Sobre la cuestión de más o menos impuestos hay dos perspectivas de enfoque: la del interés general, por un lado, y la del interés de cada uno de los diversos sectores de la vida económica de la nación, por el otro. Algunos suponen que el Gobierno está para ocuparse del interés general y entienden que, efectivamente, el Gobierno está en una situación adecuada para determinar lo más conveniente para la nación en materia de impuestos, gasto y deuda pública.
Pero estas suposiciones son dignas de mayor análisis pues, realmente, no es verdad que, por lo general, el Gobierno esté en posibilidades de determinar qué es lo mejor en función del interés general de la nación. Nuestro gobierno, cualquier gobierno del mundo, solamente podría acercarse razonablemente a determinar lo que más convenga al interés general de cumplirse estas dos condiciones: primero, que las instituciones públicas se hayan regulado de tal modo que los gobernantes tengan pocas probabilidades de “pactar” o de hacer tratos con uno o más sectores o grupos de interés, a costa de la generalidad; y segundo, que existan mecanismos institucionales robustos para pedir cuentas a los gobernantes sobre cómo gastan o invierten los recursos del Estado.
Desafortunadamente nuestra Constitución regula muy mal estas cosas, como puede apreciarse, por ejemplo, de lo que establecen los artículos 118 y 119. La Contraloría General de Cuentas y el Poder Judicial, que es la llave de cierre de todo Estado de Derecho moderno, presentan graves deficiencias de diseño institucional, ya no digamos de implementación.
Además de los problemas enunciados arriba es importante aludir a otro no menos significativo: los incentivos del poder. En general, cualquier político que esté en el Gobierno de un país prefiere tener más poder que menos. En general, también, contar con más recursos genera más poder. El dinero es poder y el poder es dinero.

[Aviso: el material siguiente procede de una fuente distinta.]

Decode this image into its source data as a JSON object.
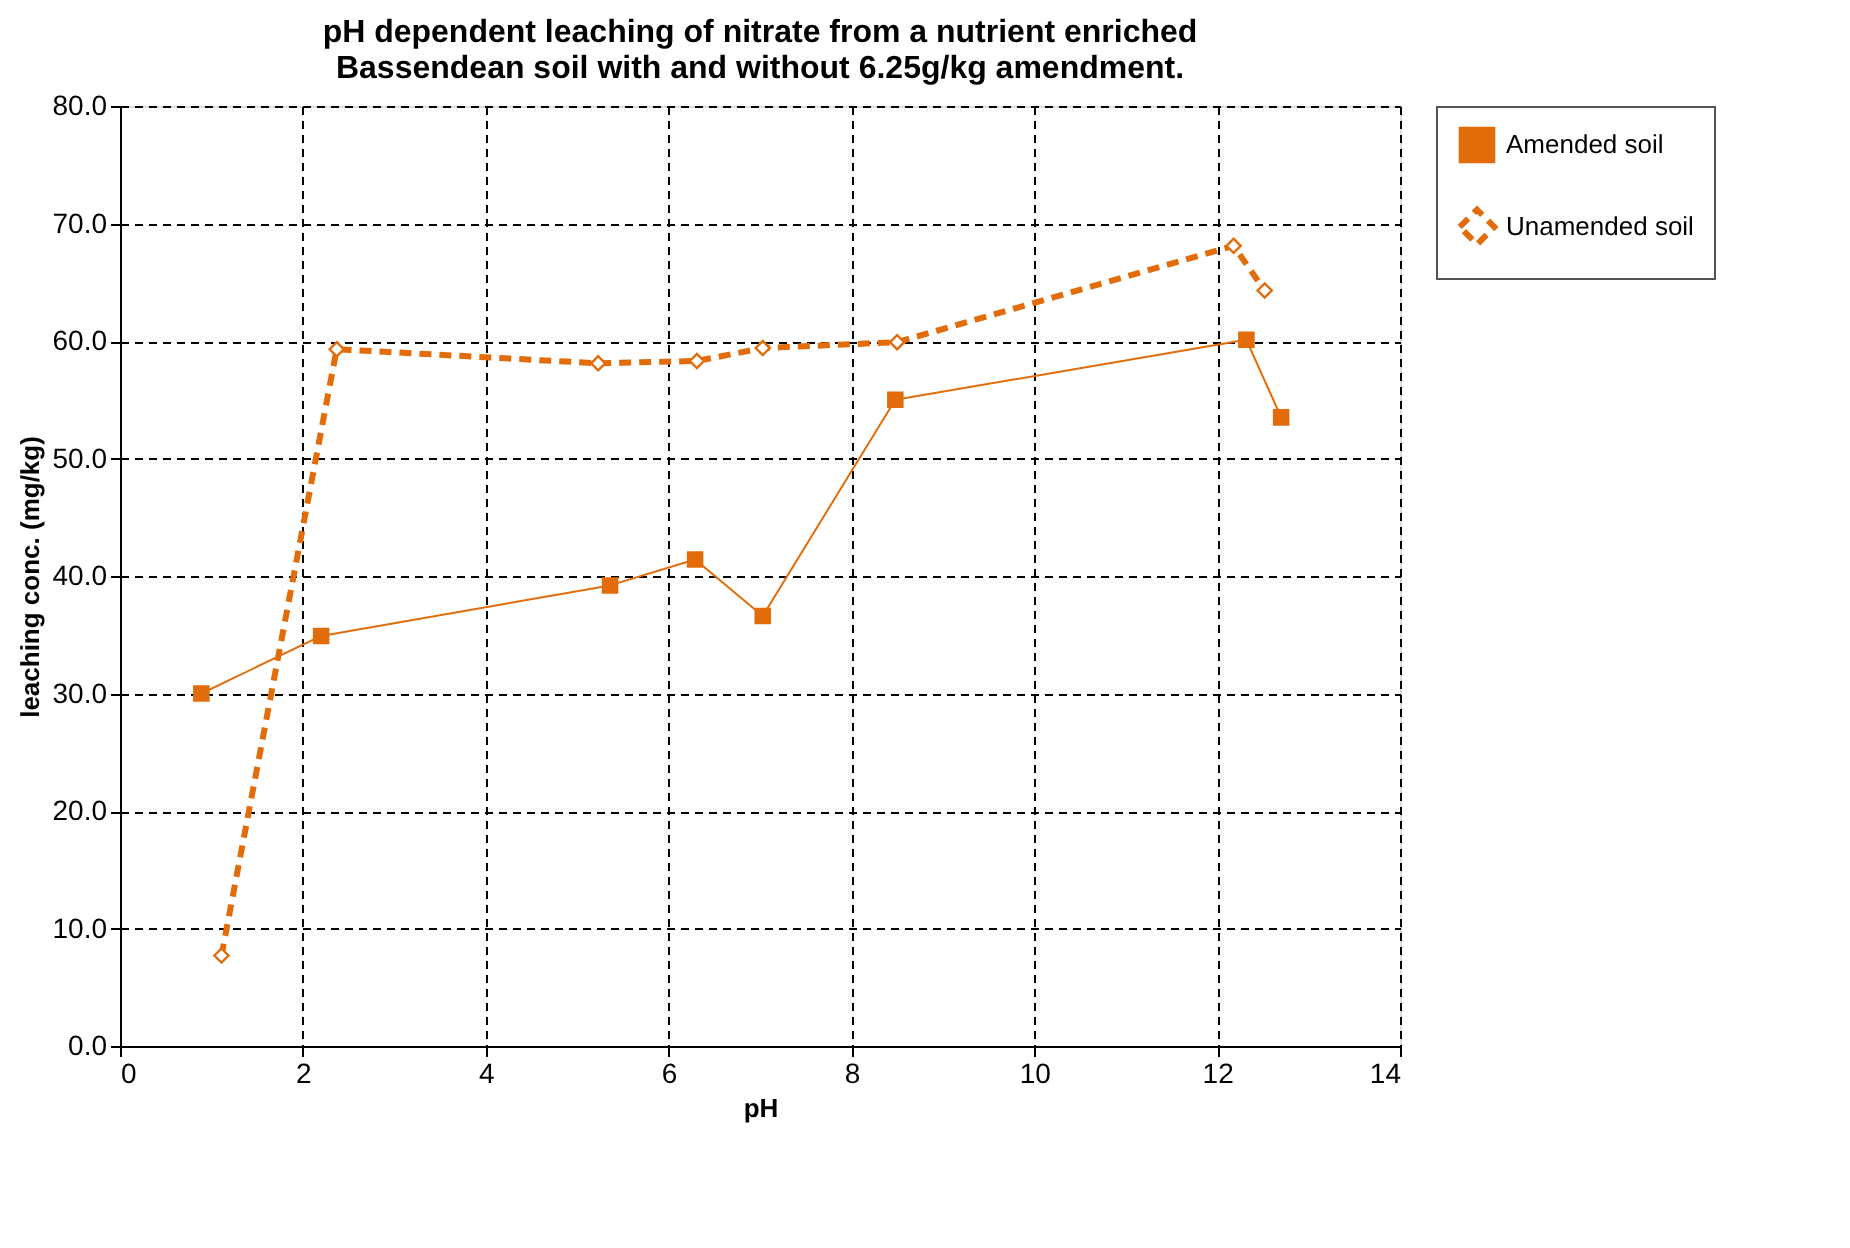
{
  "chart_data": {
    "type": "line",
    "title": [
      "pH dependent leaching of nitrate from a nutrient enriched",
      "Bassendean soil with and without 6.25g/kg amendment."
    ],
    "xlabel": "pH",
    "ylabel": "leaching conc. (mg/kg)",
    "xlim": [
      0,
      14
    ],
    "xticks": [
      0,
      2,
      4,
      6,
      8,
      10,
      12,
      14
    ],
    "ylim": [
      0,
      80
    ],
    "yticks": [
      {
        "value": 0,
        "label": "0.0"
      },
      {
        "value": 10,
        "label": "10.0"
      },
      {
        "value": 20,
        "label": "20.0"
      },
      {
        "value": 30,
        "label": "30.0"
      },
      {
        "value": 40,
        "label": "40.0"
      },
      {
        "value": 50,
        "label": "50.0"
      },
      {
        "value": 60,
        "label": "60.0"
      },
      {
        "value": 70,
        "label": "70.0"
      },
      {
        "value": 80,
        "label": "80.0"
      }
    ],
    "grid": true,
    "legend": "right",
    "series": [
      {
        "name": "Amended soil",
        "color": "#e36c0a",
        "marker": "square",
        "line_style": "solid",
        "x": [
          0.89,
          2.2,
          5.36,
          6.29,
          7.03,
          8.48,
          12.32,
          12.7
        ],
        "values": [
          30.0,
          34.9,
          39.2,
          41.4,
          36.6,
          55.0,
          60.1,
          53.5
        ]
      },
      {
        "name": "Unamended soil",
        "color": "#e36c0a",
        "marker": "diamond",
        "line_style": "dashed",
        "x": [
          1.11,
          2.37,
          5.23,
          6.31,
          7.03,
          8.5,
          12.18,
          12.52
        ],
        "values": [
          7.7,
          59.3,
          58.1,
          58.3,
          59.4,
          59.9,
          68.1,
          64.3
        ]
      }
    ]
  }
}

Por consiguiente, los incentivos propios de la actividad política no operan en la dirección de un análisis desinteresado, por parte de los actores relevantes, sobre el interés general de la nación. Es verdad que el sistema democrático de gobierno supone que las malas decisiones de gobierno, sea en materia de finanzas públicas u otras, se paguen en las urnas electorales. Empero, pocas veces se produce una alineación cronológica entre la adopción de las decisiones erradas, el surgimiento de las consecuencias adversas derivadas de esas decisiones y, por último, los procesos electorales.
Nada de lo anterior implica que, siempre y sistemáticamente, los políticos actúen a favor de sus propios intereses, alineándose con los intereses de grupos de presión o de poder, según más les convenga. Más precisamente lo que se afirma es que, en general, hay razones muy poderosas para poner en tela de juicio que los políticos que dirigen el Gobierno, aquí o en cualquier otra parte del mundo, sean capaces de hacer a un lado su carrera política, el “proyecto del partido”, la siguiente elección, o todo ello, en aras del bien de la patria. Es por eso que las reglas de una buena constitución política deben crear barreras eficaces contra los abusos de poder y mecanismos de rendición de cuentas oportunos para disuadir a quienes fueren tentados.